Ontslag HvA-manager onterecht
De manager van de Hogeschool van Amsterdam die twee onder vuur liggende economieopleidingen onder zijn hoedde had, had niet ontslagen mogen worden, oordeelt de rechter.
Vorige maand oordeelde een andere rechter nog dat de manager van de opleidingen internationaal management en trade management Asia terecht de toegang tot zijn werkplek was ontzegd. Melessen zou nalatig zijn geweest in de uitvoering van zijn taken en andere administratieve kwesties. Bovendien zou hij de hogeschool hebben beschadigd door in de Telegraaf zijn beklag te doen. Hij zei tegen de krant dat hij de laan uit was gestuurd vanwege het aankaarten van onregelmatigheden. Maar de rechter oordeelde toen dat de man geen klokkenluider was.

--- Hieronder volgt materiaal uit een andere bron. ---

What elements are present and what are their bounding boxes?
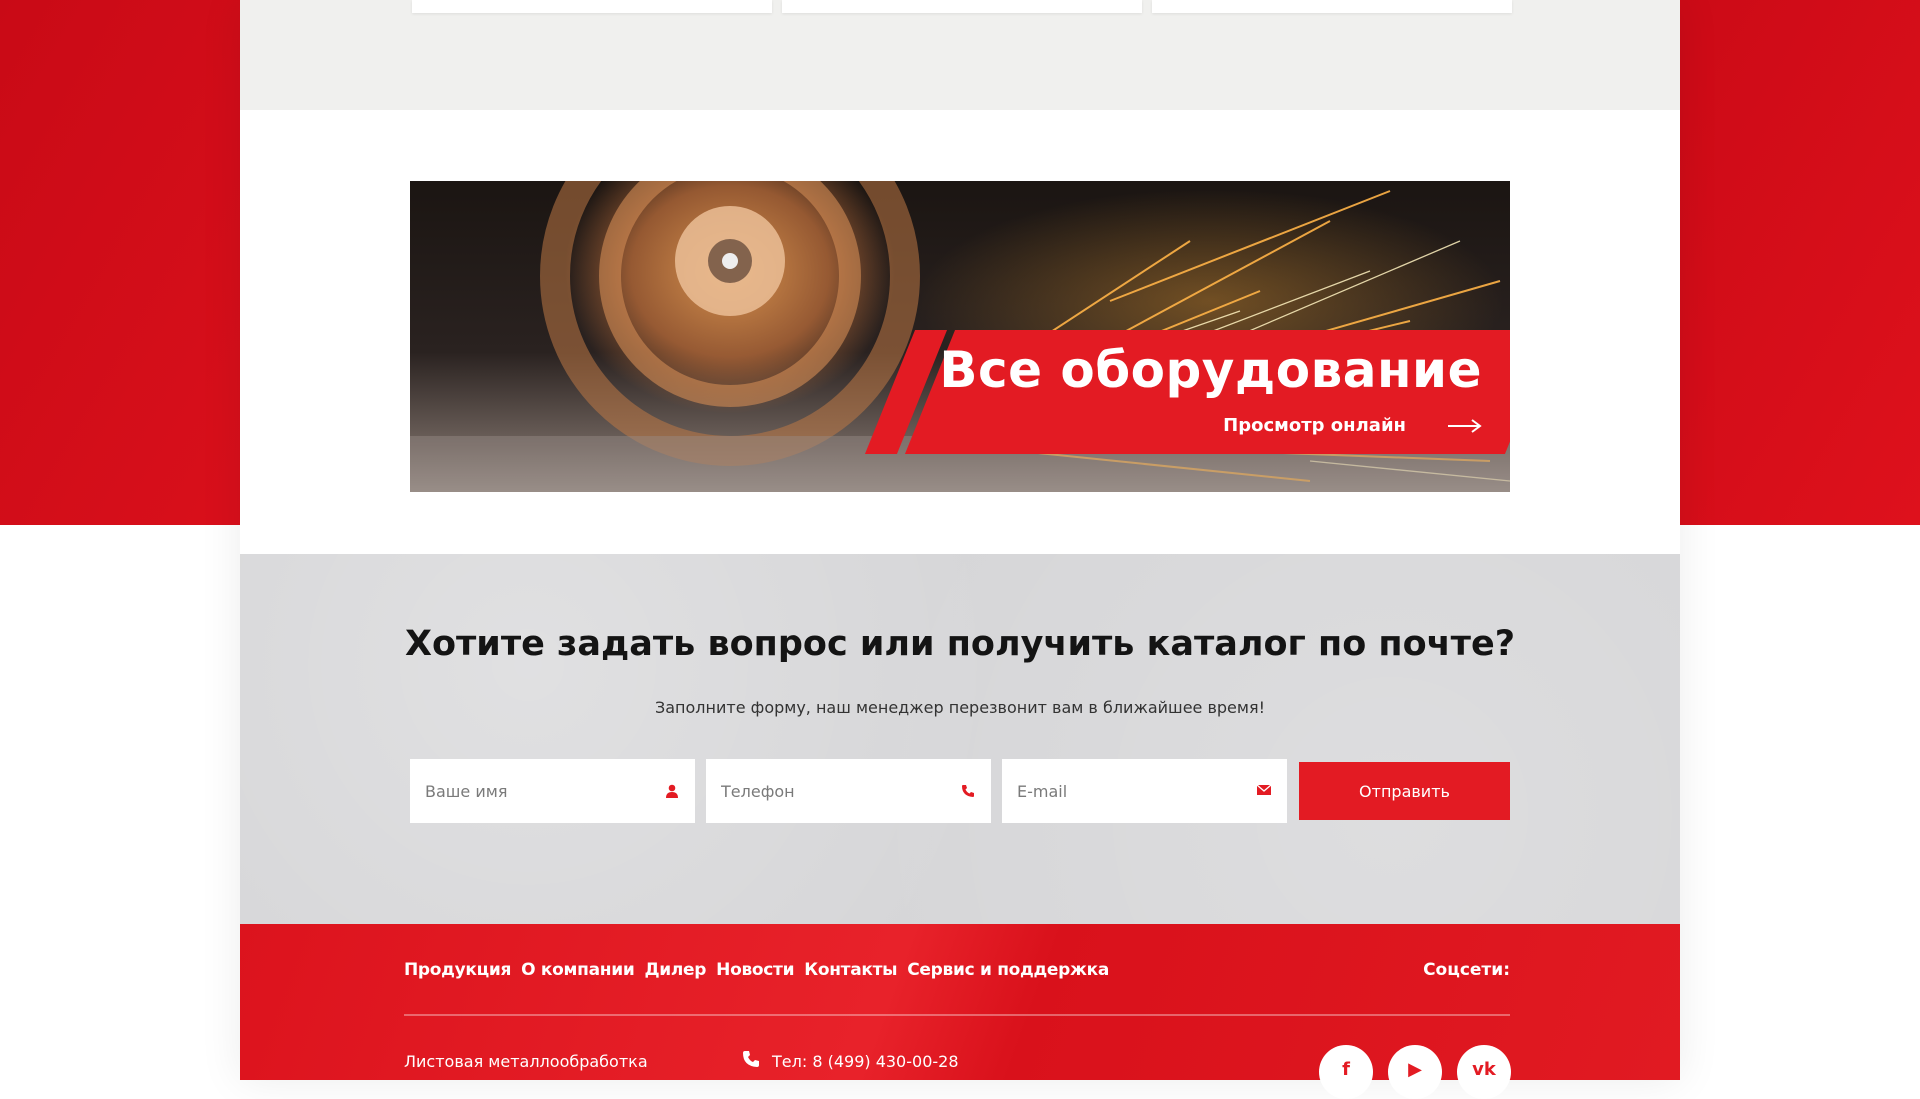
phone-icon (743, 1051, 759, 1067)
footer: Продукция О компании Дилер Новости Конта… (240, 924, 1680, 1099)
facebook-icon: f (1342, 1059, 1350, 1080)
name-field[interactable] (410, 759, 695, 823)
footer-divider (404, 1014, 1510, 1016)
contact-form-section: Хотите задать вопрос или получить катало… (240, 554, 1680, 924)
footer-link-news[interactable]: Новости (716, 960, 794, 980)
phone-icon (962, 785, 974, 797)
product-card[interactable] (782, 0, 1142, 13)
user-icon (666, 784, 678, 798)
youtube-button[interactable]: ▶ (1388, 1045, 1442, 1099)
footer-phone[interactable]: Тел: 8 (499) 430-00-28 (772, 1052, 959, 1071)
top-products-band (240, 0, 1680, 110)
vk-button[interactable]: vk (1457, 1045, 1511, 1099)
footer-link-about[interactable]: О компании (521, 960, 635, 980)
product-card[interactable] (1152, 0, 1512, 13)
page-container: Все оборудование Просмотр онлайн Хотите … (240, 0, 1680, 1099)
youtube-icon: ▶ (1408, 1059, 1422, 1080)
vk-icon: vk (1472, 1059, 1496, 1080)
arrow-right-icon[interactable] (1448, 419, 1482, 433)
submit-button[interactable]: Отправить (1299, 762, 1510, 820)
email-input[interactable] (1002, 759, 1287, 823)
facebook-button[interactable]: f (1319, 1045, 1373, 1099)
footer-service-text[interactable]: Листовая металлообработка (404, 1052, 648, 1071)
product-card[interactable] (412, 0, 772, 13)
footer-link-service[interactable]: Сервис и поддержка (907, 960, 1109, 980)
contact-title: Хотите задать вопрос или получить катало… (404, 624, 1516, 664)
envelope-icon (1257, 784, 1271, 795)
footer-link-products[interactable]: Продукция (404, 960, 511, 980)
footer-nav: Продукция О компании Дилер Новости Конта… (404, 960, 1109, 980)
banner-title: Все оборудование (939, 341, 1482, 399)
view-online-link[interactable]: Просмотр онлайн (1223, 415, 1406, 436)
footer-link-dealer[interactable]: Дилер (644, 960, 706, 980)
footer-link-contacts[interactable]: Контакты (804, 960, 897, 980)
social-label: Соцсети: (1423, 960, 1510, 980)
name-input[interactable] (410, 759, 695, 823)
contact-subtitle: Заполните форму, наш менеджер перезвонит… (654, 698, 1266, 717)
phone-field[interactable] (706, 759, 991, 823)
equipment-banner[interactable]: Все оборудование Просмотр онлайн (410, 181, 1510, 492)
phone-input[interactable] (706, 759, 991, 823)
email-field[interactable] (1002, 759, 1287, 823)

Toch had de opleidingsmanager niet ontslagen mogen worden, oordeelde een andere rechter deze week. De HvA kon volgens de rechter niet aantonen dat daarvoor de juiste procedures zijn gevolgd. Zo kon de hogeschool geen functieprofiel overleggen met daarin de eisen waaraan de opleidingsmanager had moeten voldoen. Ook werden functionerings- en beoordelingsgesprekken niet of nauwelijks gevoerd. Daardoor valt niet te concluderen of de opleidingsmanager dusdanig slecht heeft gefunctioneerd dat zijn ontslag gerechtvaardigd is, stelt de rechter.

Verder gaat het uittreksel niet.